When you look at OPEC, what happens in their late November meeting? There is probably a likelihood of a middle ground [price] cut and that will slow down U.S. activity levels 10%. 2015 is already dialed in at a million barrels plus. We could see a move in the rig count from 1,600 oil rigs to 1,450 hit in early 2016, with an $85 per barrel NYMEX. At an $80 NYMEX, could be a 1,200 rig count, which would mean stalling growth. At a half-million barrels or less in U.S., oil growth becomes more muted and we’ll see firmness in prices. Saudi does not see $80-$90 Brent as equitable; they see the window as $100-$110 per barrel.

OAG 360:  When U.S. LNG exports ramp up, how will that supply affect global markets and geopolitics?

JOHN GERDES:  Well, for one, LNG in British Columbia is challenged; the cost of build-out is challenging. We don’t see anything in BC LNG in this decade; they need pipelines and infrastructure.

In the U.S., the regulatory climate is pretty well under control. You’ve got Sabine coming in 2015-16. Freeport, Cameron and Cove Point are the other export plants in the works; but you won’t see LNG exports from them until late 2019 due to the build. If you assume a $4 NYMEX environment and look at Cheniere’s pricing model, between the 15% premium and liquefaction charges of $3.00, charges to get the LNG through the Panama Canal, you’re looking at $12 or low teens to land the gas in Tokyo Bay. That relegates the Gulf Coast gas to a local spot market, and you’ve got to ask ‘what are the utilization levels?’  From 2019 forward you could see a market-altering pull forward, but Europe and Latin America are not the target markets; it’s Asia—China, Japan, South Korea and Taiwan. India is a next decade event. There has to be a massive cost absorption. There’s a tally of 4-8 Bcf with those four plants. And now China has thrown down a price with their Russian deal.

weld o&g ops 016OAG 360:  Looking out 30-years is natural gas a bridge to another low carbon fuel source, or is its place cemented as the world’s low carbon fuel, both for electricity generation and transportation?

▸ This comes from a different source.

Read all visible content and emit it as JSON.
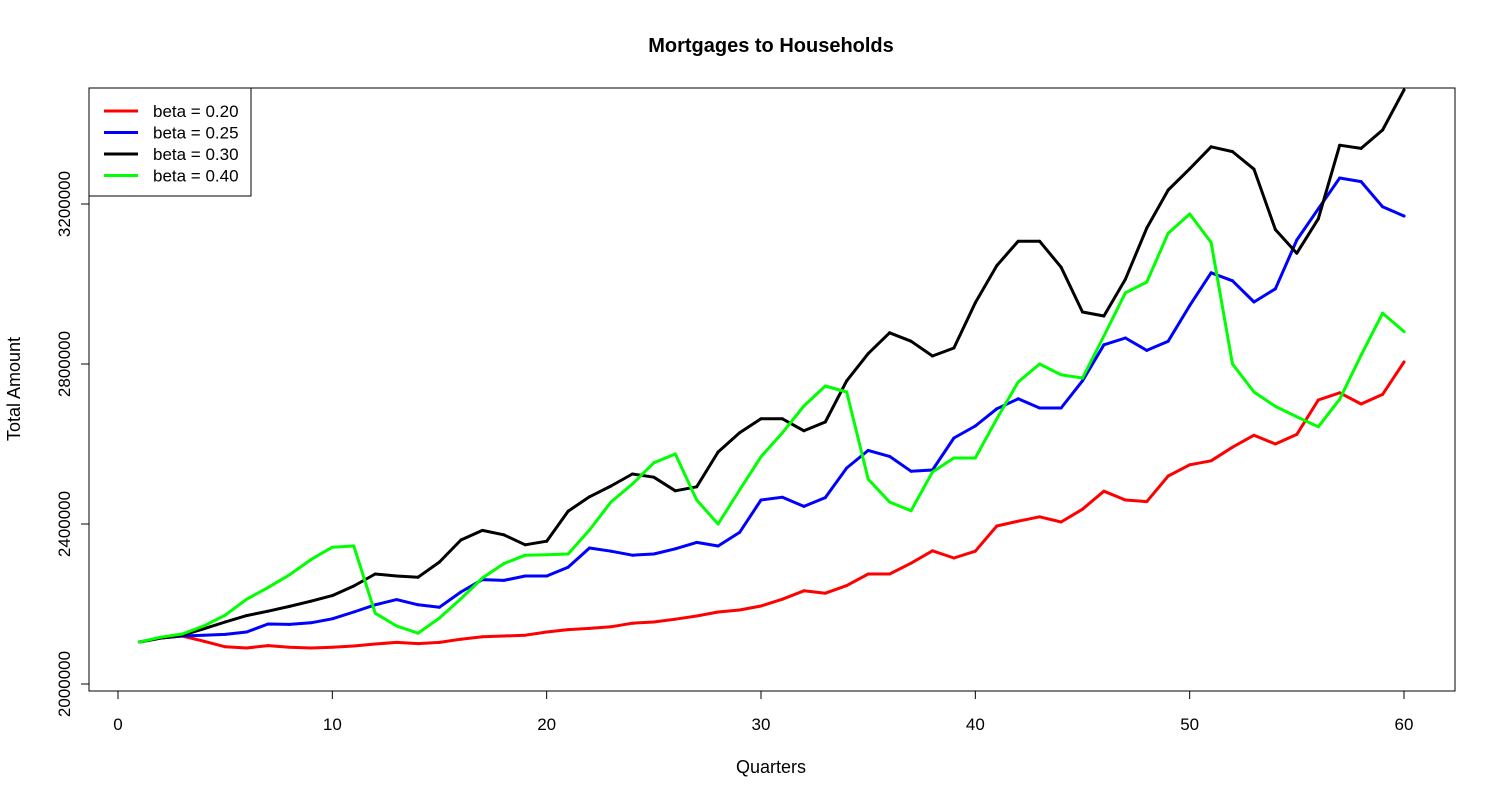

JOHN GERDES:    You can look at liquid fuel efficiencies. Wind is doing some interesting things. It’s a big part of low carbon growth globally, but I think we are a prototype: deemphasizing coal will be to the benefit of natural gas. When you look at natural gas for transportation, at the retail level it makes no sense. You’d need to drive the payouts inside of three years, really inside of two years to get rapid adoption. CNG costs creep up, but tractor trailer rigs is where it has the best chance – it’s a move away from diesel.

OAG 360:  What happens if New York greenlights fracing—will it become another Pennsylvania, and how will the New York production affect the markets?

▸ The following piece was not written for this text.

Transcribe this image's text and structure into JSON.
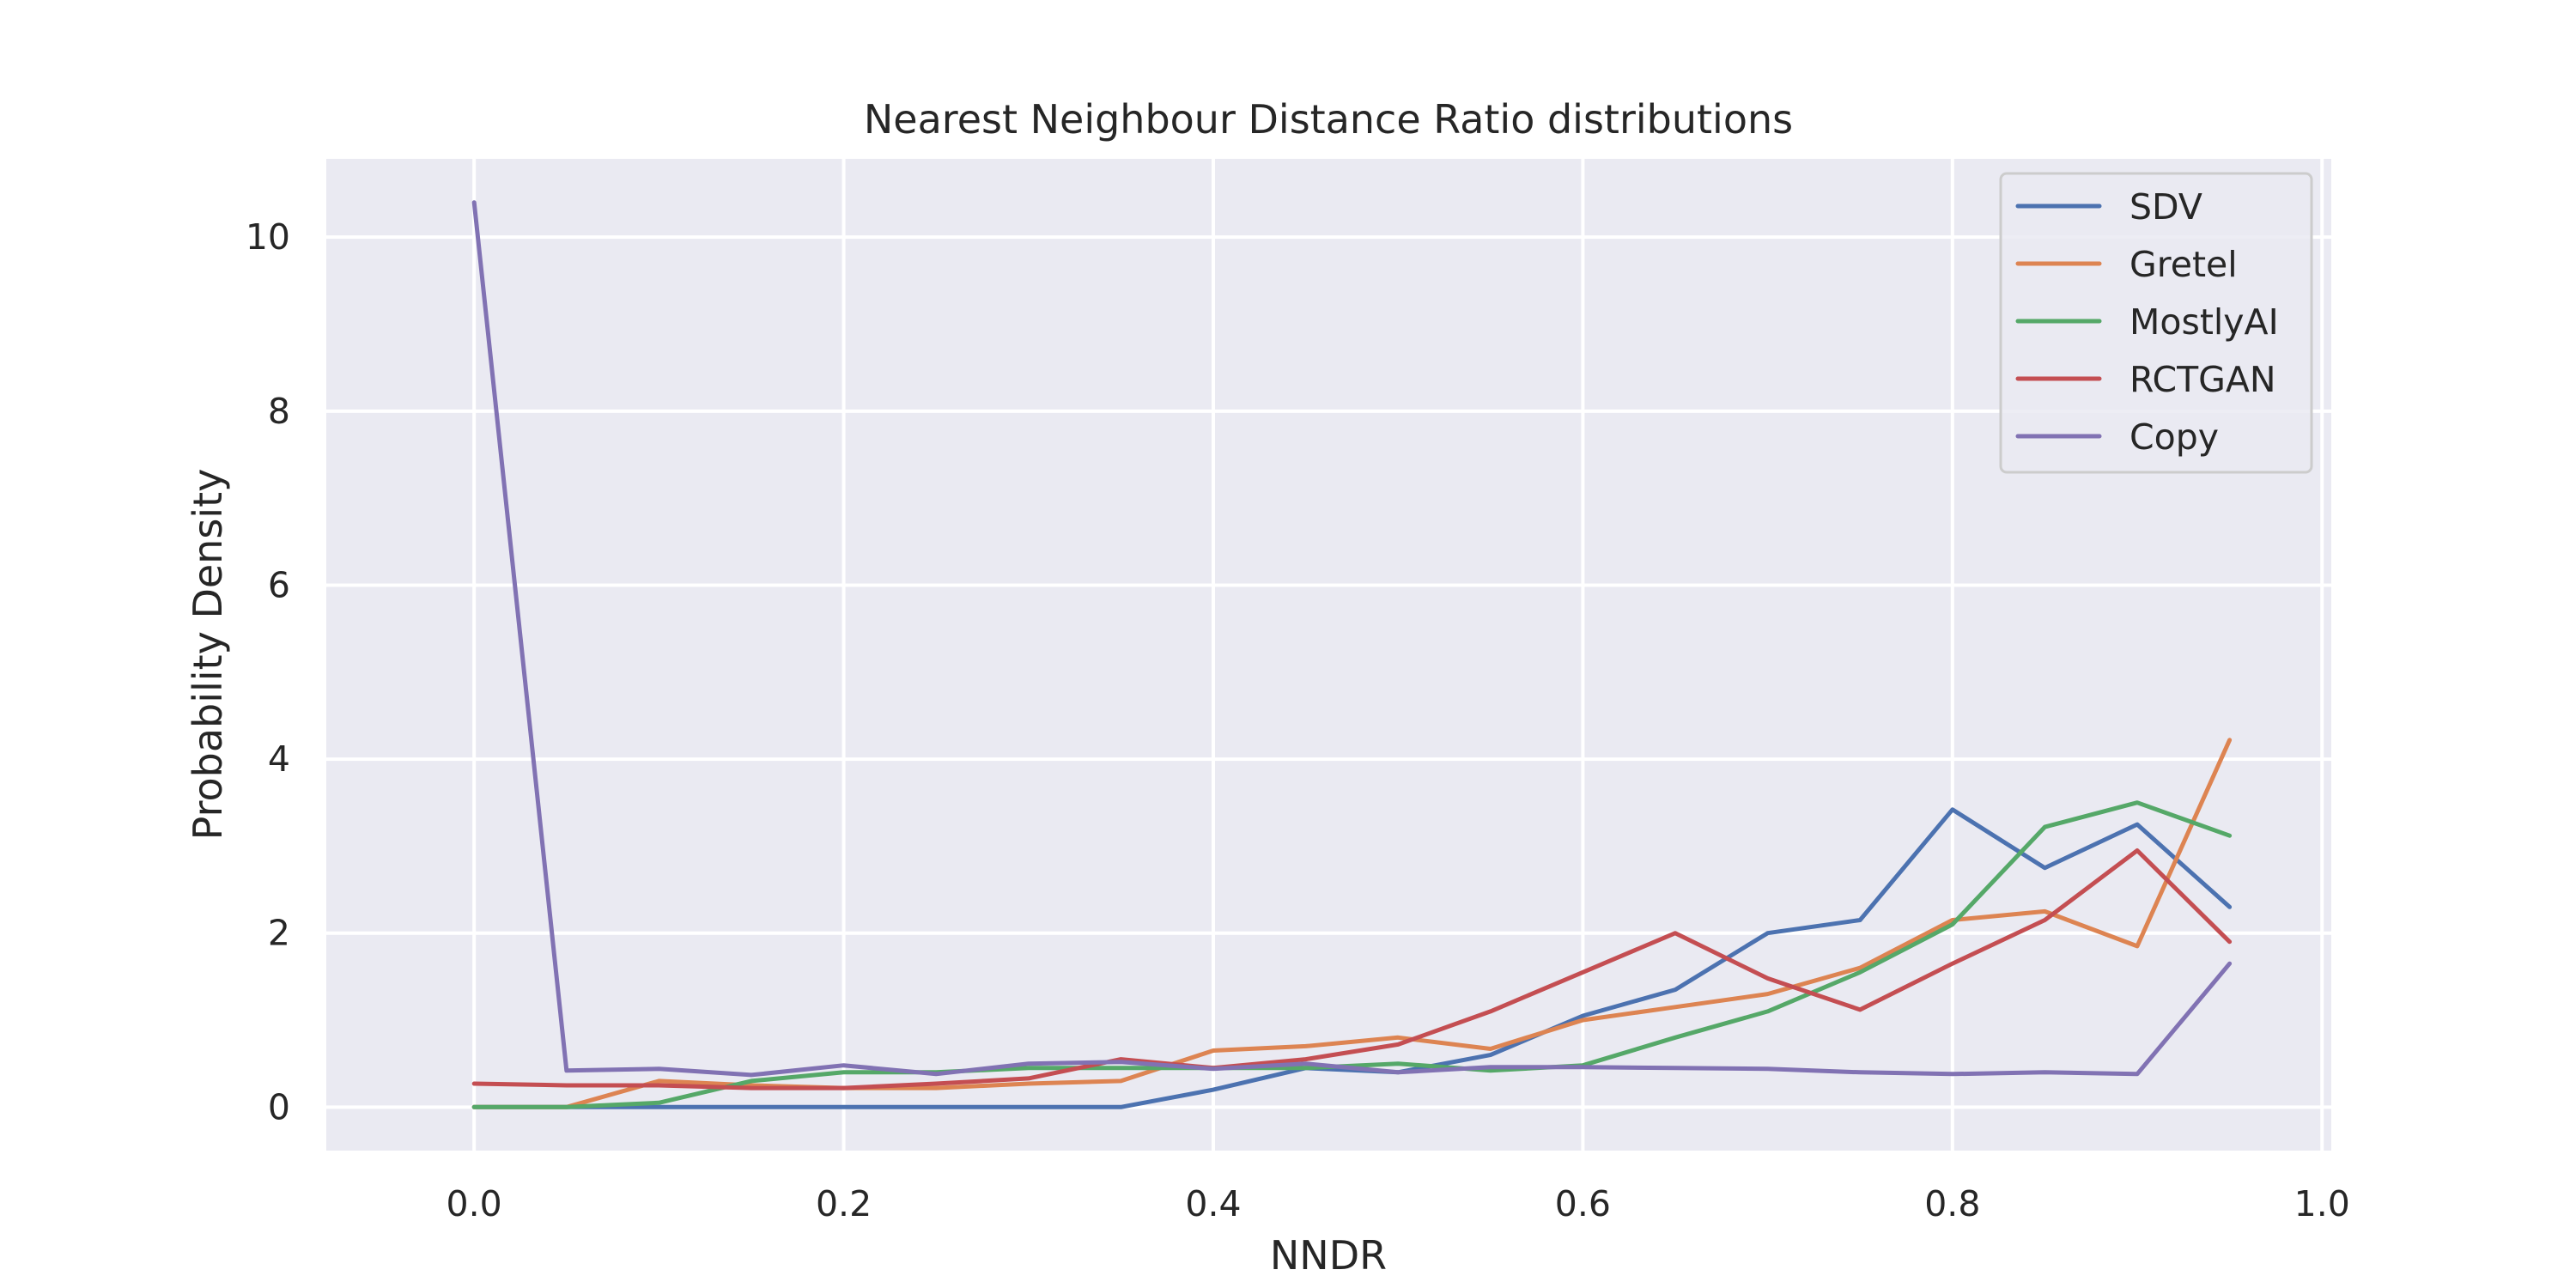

JOHN GERDES:  I think New York is a complete non-issue. It won’t happen.

OAG 360:  What impact do operators have on WTI or natural gas realized prices?

JOHN GERDES:   This year about half of the gas growth is associated gas. Next year we’re going to be looking at 3 Bcf of associated gas growth, 2016 forward. If we drop a few hundred oil rigs out of the system, then we’re probably going to be looking at $4 – $5 per mcf gas prices.

OAG 360:  If you were starting your own E&P company, which basin would you want to focus on and why?

JOHN GERDES:   We are in the later innings as far as unconventional resource development. That went from 2009 forward. Maybe East Texas gas with a big liquids hopper. I think I’d be likely to take ownership of a company with a competitive quality asset and drive a unique culture, testing the way we model—think about the profit. I believe in a culture of openness, developing a tangible mission that we hold on to every day. We do that here. We change ratings more than five times more often than everybody else on the Street. We employ rigor. I’d take a Bonanza Creek, for example, and run it; get the culture really right and run it with a ruthless operational execution, with an incredible amount of measuring and benchmarking using real cash and economic markers.

In the Midcontinent, TMS and Utica, on the margin they’re going to be challenged to be competitive—Saudi is putting pressure on that right now.